Beauté solaire au sourire large et aux yeux immenses, Mélanie Thierry, sublime, sans fard, sans violence, endosse avec justesse et humilité l'angoisse et la souffrance de Marguerite Duras. Sublime dans "La Douleur" d'Emmanuel Finkiel, un drame puissant et sobre, l'actrice est aussi un délice de conversation, d'humour et de délicatesse. Rencontre.

Mélanie Thierry : "J'adore qu'on me dise que je suis drôle"
© Les Films du Losange

Vous parvenez à jouer Marguerite Duras sans pathos et à susciter l'émotion. Pouvez-vous dire "je suis très fière de ce film" ?
Mélanie Thierry : Merci. L'incarner était tout sauf une évidence. Ce n'était pas un rôle simple... Et oui ! J'adore ce film, je le trouve exigeant, très beau, très réussi. C'est déstabilisant de se voir en gros plan pendant deux heures, c'est même insupportable, mais une fois que mon complexe de l'écran occulté, il reste la mise en scène remarquable de cette interminable attente dont on sent chaque frémissement. Je trouve l'adaptation du livre admirable, l'aspect visuel absolument magnifique. J'aime la façon dont Finkiel travaille le flou, dont on est au plus proche de Duras, de ses méandres, de ses perditions, sans jamais trahir sa pensée.

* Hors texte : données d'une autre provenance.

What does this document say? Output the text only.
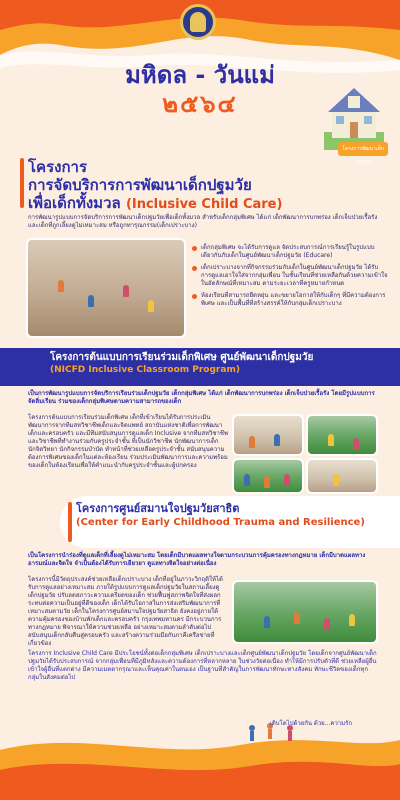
มหิดล - วันแม่
๒๕๖๔
โครงการพัฒนาเด็ก NICFD
โครงการ
การจัดบริการการพัฒนาเด็กปฐมวัย
เพื่อเด็กทั้งมวล (Inclusive Child Care)
การพัฒนารูปแบบการจัดบริการการพัฒนาเด็กปฐมวัยเพื่อเด็กทั้งมวล สำหรับเด็กกลุ่มพิเศษ ได้แก่ เด็กพัฒนาการบกพร่อง เด็กเจ็บป่วยเรื้อรัง และเด็กที่ถูกเลี้ยงดูไม่เหมาะสม หรือถูกทารุณกรรม(เด็กเปราะบาง)
เด็กกลุ่มพิเศษ จะได้รับการดูแล จัดประสบการณ์การเรียนรู้ในรูปแบบเดียวกันกับเด็กในศูนย์พัฒนาเด็กปฐมวัย (Educare)
เด็กเปราะบางจากที่กิจกรรมร่วมกับเด็กในศูนย์พัฒนาเด็กปฐมวัย ได้รับการดูแลเอาใจใส่จากกลุ่มเพื่อน ในชั้นเรียนที่ช่วยเหลือกันด้วยความเข้าใจ ในอัตลักษณ์ที่เหมาะสม ตามระยะเวลาที่ครูหมายกำหนด
ห้องเรียนที่สามารถยืดหยุ่น และขยายโอกาสให้กับเด็กๆ ที่มีความต้องการพิเศษ และเป็นพื้นที่ที่สร้างสรรค์ให้กับกลุ่มเด็กเปราะบาง
โครงการต้นแบบการเรียนร่วมเด็กพิเศษ ศูนย์พัฒนาเด็กปฐมวัย
(NICFD Inclusive Classroom Program)
เป็นการพัฒนารูปแบบการจัดบริการเรียนร่วมเด็กปฐมวัย เด็กกลุ่มพิเศษ ได้แก่ เด็กพัฒนาการบกพร่อง เด็กเจ็บป่วยเรื้อรัง โดยมีรูปแบบการจัดลิ่มเรียน ร่วมของเด็กกลุ่มพิเศษตามความสามารถของเด็ก
โครงการต้นแบบการเรียนร่วมเด็กพิเศษ เด็กที่เข้าเรียนได้รับการประเมินพัฒนาการจากทีมสหวิชาชีพเด็กและจิตแพทย์ สถาบันแห่งชาติเพื่อการพัฒนาเด็กและครอบครัว และมีทีมสนับสนุนการดูแลเด็ก Inclusive จากทีมสหวิชาชีพ และวิชาชีพที่ทำงานร่วมกับครูประจำชั้น ที่เป็นนักวิชาชีพ นักพัฒนาการเด็ก นักจิตวิทยา นักกิจกรรมบำบัด ทำหน้าที่ช่วยเหลือครูประจำชั้น สนับสนุนความต้องการพิเศษของเด็กในแต่ละห้องเรียน ร่วมประเมินพัฒนาการและความพร้อมของเด็กในห้องเรียนเพื่อให้คำแนะนำกับครูประจำชั้นและผู้ปกครอง
โครงการศูนย์สมานใจปฐมวัยสาธิต
(Center for Early Childhood Trauma and Resilience)
เป็นโครงการนำร่องที่ดูแลเด็กที่เลี้ยงดูไม่เหมาะสม โดยเด็กมีบาดแผลทางใจตามกระบวนการคุ้มครองทางกฎหมาย เด็กมีบาดแผลทางอารมณ์และจิตใจ จำเป็นต้องได้รับการเยียวยา ดูแลทางจิตใจอย่างต่อเนื่อง
โครงการนี้มีวัตถุประสงค์ช่วยเหลือเด็กเปราะบาง เด็กที่อยู่ในภาวะวิกฤติให้ได้รับการดูแลอย่างเหมาะสม ภายใต้รูปแบบการดูแลเด็กปฐมวัยในสถานเลี้ยงดูเด็กปฐมวัย ปรับลดสภาวะความเครียดของเด็ก ช่วยฟื้นฟูสภาพจิตใจที่ส่งผลกระทบต่อความเป็นอยู่ที่ดีของเด็ก เด็กได้รับโอกาสในการส่งเสริมพัฒนาการที่เหมาะสมตามวัย เด็กในโครงการศูนย์สมานใจปฐมวัยสาธิต ยังคงอยู่ภายใต้ความคุ้มครองของบ้านพักเด็กและครอบครัว กรุงเทพมหานคร มีกระบวนการทางกฎหมาย พิจารณาให้ความช่วยเหลือ อย่างเหมาะสมตามลำดับต่อไป สนับสนุนเด็กกลับคืนสู่ครอบครัว และสร้างความร่วมมือกับภาคีเครือข่ายที่เกี่ยวข้อง
โครงการ Inclusive Child Care มีประโยชน์ทั้งต่อเด็กกลุ่มพิเศษ เด็กเปราะบางและเด็กศูนย์พัฒนาเด็กปฐมวัย โดยเด็กจากศูนย์พัฒนาเด็กปฐมวัยได้รับประสบการณ์ จากกลุ่มเพื่อนที่มีภูมิหลังและความต้องการที่หลากหลาย ในช่วงวัยต่อเนื่อง ทำให้มีการปรับตัวที่ดี ช่วยเหลือผู้อื่น เข้าใจผู้อื่นที่แตกต่าง มีความเมตตากรุณาและเห็นคุณค่าในตนเอง เป็นฐานที่สำคัญในการพัฒนาทักษะทางสังคม ทักษะชีวิตของเด็กทุกกลุ่มในสังคมต่อไป
เติบโตไปด้วยกัน ด้วย...ความรัก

Comment avez-vous articulé les deux aspects de votre personnage, sa dichotomie : une héroïne romantique dans l'émotion et une femme distante et réservée ?
Lorsqu'on te dit que tu vas jouer Duras, c'est effrayant, tu ne te sens pas capable d'interpréter son autorité, ses mots, sa mélodie et cette forme assez monstrueuse de ce qu'elle fut. Ce qui me protégeait, ce qui balayait l'idée de l'imiter, c'est que ce n'est pas un biopic, mais une évocation : le portrait d'une femme qui traverse l'Occupation, la Libération. Marguerite n'était pas encore Duras. Elle n'avait pas trouvé son nom d'écrivain, elle était encore à l'aube de son destin littéraire, tout était possible.

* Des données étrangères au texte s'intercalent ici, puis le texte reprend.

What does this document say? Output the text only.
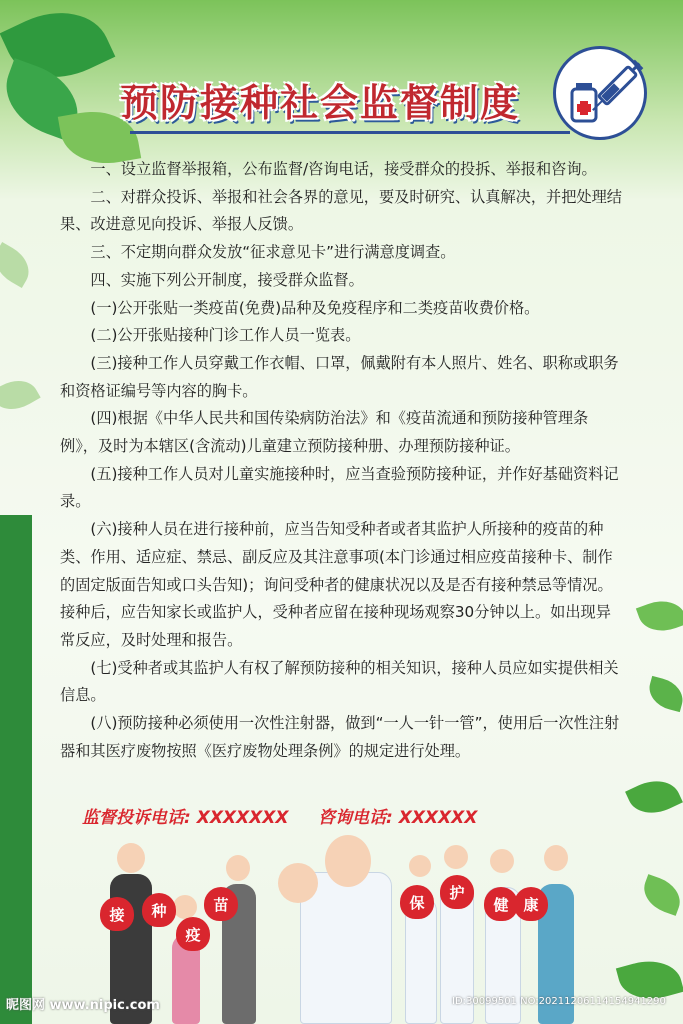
预防接种社会监督制度

一、设立监督举报箱，公布监督/咨询电话，接受群众的投拆、举报和咨询。

二、对群众投诉、举报和社会各界的意见，要及时研究、认真解决，并把处理结果、改进意见向投诉、举报人反馈。

三、不定期向群众发放“征求意见卡”进行满意度调查。

四、实施下列公开制度，接受群众监督。

(一)公开张贴一类疫苗(免费)品种及免疫程序和二类疫苗收费价格。

(二)公开张贴接种门诊工作人员一览表。

(三)接种工作人员穿戴工作衣帽、口罩，佩戴附有本人照片、姓名、职称或职务和资格证编号等内容的胸卡。

(四)根据《中华人民共和国传染病防治法》和《疫苗流通和预防接种管理条例》，及时为本辖区(含流动)儿童建立预防接种册、办理预防接种证。

(五)接种工作人员对儿童实施接种时，应当查验预防接种证，并作好基础资料记录。

(六)接种人员在进行接种前，应当告知受种者或者其监护人所接种的疫苗的种类、作用、适应症、禁忌、副反应及其注意事项(本门诊通过相应疫苗接种卡、制作的固定版面告知或口头告知)；询问受种者的健康状况以及是否有接种禁忌等情况。接种后，应告知家长或监护人，受种者应留在接种现场观察30分钟以上。如出现异常反应，及时处理和报告。

(七)受种者或其监护人有权了解预防接种的相关知识，接种人员应如实提供相关信息。

(八)预防接种必须使用一次性注射器，做到“一人一针一管”，使用后一次性注射器和其医疗废物按照《医疗废物处理条例》的规定进行处理。

监督投诉电话: XXXXXXX 咨询电话: XXXXXX
接	种
疫
苗	保
护
健 康
昵图网 www.nipic.com	ID:30099501 NO:20211206114154941290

Que vous a-t-on demandé de changer pour ce rôle ?
Marguerite Duras ne mangeait plus du tout à cette époque-là, elle était l'ombre d'elle-même, c'était vraiment une plume. Mon metteur en scène aurait adoré que je maigrisse davantage... Je me suis donné du mal, mais je n'ai pas réussi à devenir rachitique.

Être filmée au plus près, sans maquillage, était-ce physiquement éprouvant ?
J'ai eu de la chance, je n'ai pas eu seul un bouton pendant le tournage ! Plus sérieusement, la caméra peut me crisper, me déstabiliser, comme un regard insistant, mais le réalisateur filmait à la longue focale ce qui consiste à capter les images de très loin et à zoomer. J'étais totalement habitée par ce que j'avais à traverser sans avoir l'impression de me laisser voler dans le plus profond de mon intimité.

Et cette douleur était-elle aussi pesanteur en dehors des plateaux ?
Il n'y avait rien de tragique, de dramatique. A l'inverse, avoir une compagne de route aussi puissante que Duras donne un sentiment d'invincibilité. Tu fais corps avec un personnage fort et intelligent qui t'habite, te nourris... Le moment de flottement vient après. C'était très épanouissant de travailler avec quelqu'un d'aussi rare, singulier, authentique qu'Emmanuel Finkiel. Il fait du cinéma comme personne d'autre. Ses impatiences, ses colères et sa folie servent une cause viscérale, de vraies raisons. Tu comprends pourquoi tu fais ce métier, tu as la sensation de créer. Lorsque le film s'est achevé que je me suis sentie fragilisée, abattue car inutile, abandonnée par ces deux fortes personnalités.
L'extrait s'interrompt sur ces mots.